About three years ago, he asked Sallato to help him with his 12-acre block of Chelan cherries that showed symptoms similar to chlorosis, a nutrient deficiency. Sallato convinced him to dig nine pits throughout the small orchard. He used a 24-inch auger mounted to the back of his tractor. No digging required.
They determined his orchard, while on a good site for frost control, had variable depths of top soil on top of hard clay, most likely leveled in the 1950s for row crops, leaving little room for root growth.
Sallato recommended he convert from 12-hour irrigation cycles to three hours, to accommodate the shallow roots, and switch irrigation sprinkler nozzles. Over two years, he noticed improvement and ended up cutting his water use by 50 percent.
“I think we did improve what we possibly could,” he said.
However, for the 25-year-old big trees on deep-reaching Mazzard rootstocks, the adjustments could only mitigate so much. Now that little cherry disease has taken hold in his orchard, and the rest of the state, he plans to phase out the orchard in a few years and not replant. He and his family mostly rely on row crops, anyway; the cherry orchard was always a side project.
However, if he planned to continue cherry growing, he would use soil pits to scout land before he even planted, he said.
The agriculture industry is mechanizing rapidly but it helps to consider some simpler techniques, Engelke said, “like a low-blow approach to dig a hole in the ground.”
From Bernardita Sallato, tree fruit extension specialist at Washington State University in Prosser, here are the steps to dig and analyze some soil profile indicators in a soil pit:
—Choose a site with a condition you want to evaluate, digging the pit between trees and near root growth and irrigation.
—Working top to bottom, chip at the pit wall with a soil pick to determine layers based on changes in moisture, root density and the pressure required to dislodge clumps.
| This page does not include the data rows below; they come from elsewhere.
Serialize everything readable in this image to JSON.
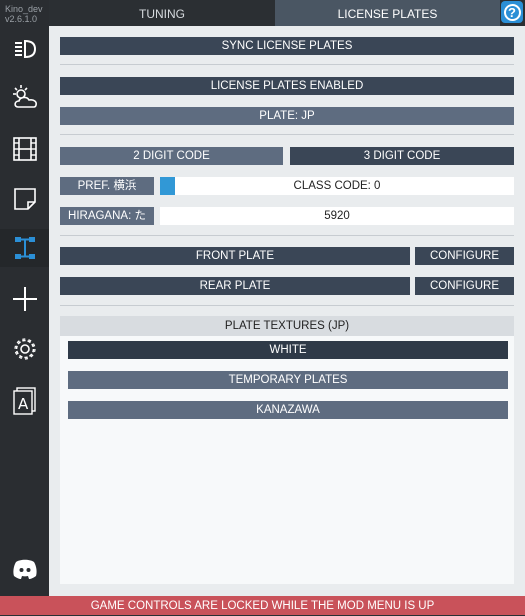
{
  "app": {
    "user": "Kino_dev",
    "version": "v2.6.1.0"
  },
  "tabs": [
    {
      "label": "TUNING",
      "active": false
    },
    {
      "label": "LICENSE PLATES",
      "active": true
    }
  ],
  "help_glyph": "?",
  "sidebar": {
    "icons": [
      "headlight-icon",
      "weather-icon",
      "film-icon",
      "note-icon",
      "tuning-icon",
      "add-icon",
      "settings-icon",
      "font-icon",
      "discord-icon"
    ],
    "active": "tuning-icon"
  },
  "license_plates": {
    "sync_label": "SYNC LICENSE PLATES",
    "enabled_label": "LICENSE PLATES ENABLED",
    "plate_label": "PLATE: JP",
    "two_digit_label": "2 DIGIT CODE",
    "three_digit_label": "3 DIGIT CODE",
    "prefecture_label": "PREF. 横浜",
    "class_code_label": "CLASS CODE: 0",
    "class_code_slider_level": 0,
    "hiragana_label": "HIRAGANA: た",
    "number_value": "5920",
    "front_plate_label": "FRONT PLATE",
    "front_configure_label": "CONFIGURE",
    "rear_plate_label": "REAR PLATE",
    "rear_configure_label": "CONFIGURE"
  },
  "textures": {
    "header": "PLATE TEXTURES (JP)",
    "items": [
      {
        "label": "WHITE",
        "selected": true
      },
      {
        "label": "TEMPORARY PLATES",
        "selected": false
      },
      {
        "label": "KANAZAWA",
        "selected": false
      }
    ]
  },
  "footer": {
    "message": "GAME CONTROLS ARE LOCKED WHILE THE MOD MENU IS UP"
  },
  "colors": {
    "accent": "#2b8fd6",
    "panel": "#e9ecee",
    "button": "#3a4656",
    "warning": "#c9525a"
  }
}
Measure the depth of each layer.
—Using the soil pick, assess soil structure by collecting a handful, squeezing it and noting how easily the clumps break apart and the size of the granules leftover in your hand.
—Mix soil and water in your hand to create a soil ribbon to identify texture — sand, silt, loam or clay. That will help determine how well your soil holds nutrients and water.
—Working top to bottom, spritz the pit wall with hydrochloric acid (HCl 1N). A bubbly reaction indicates the presence of calcium carbonate, which affects soil pH and, therefore, root growth.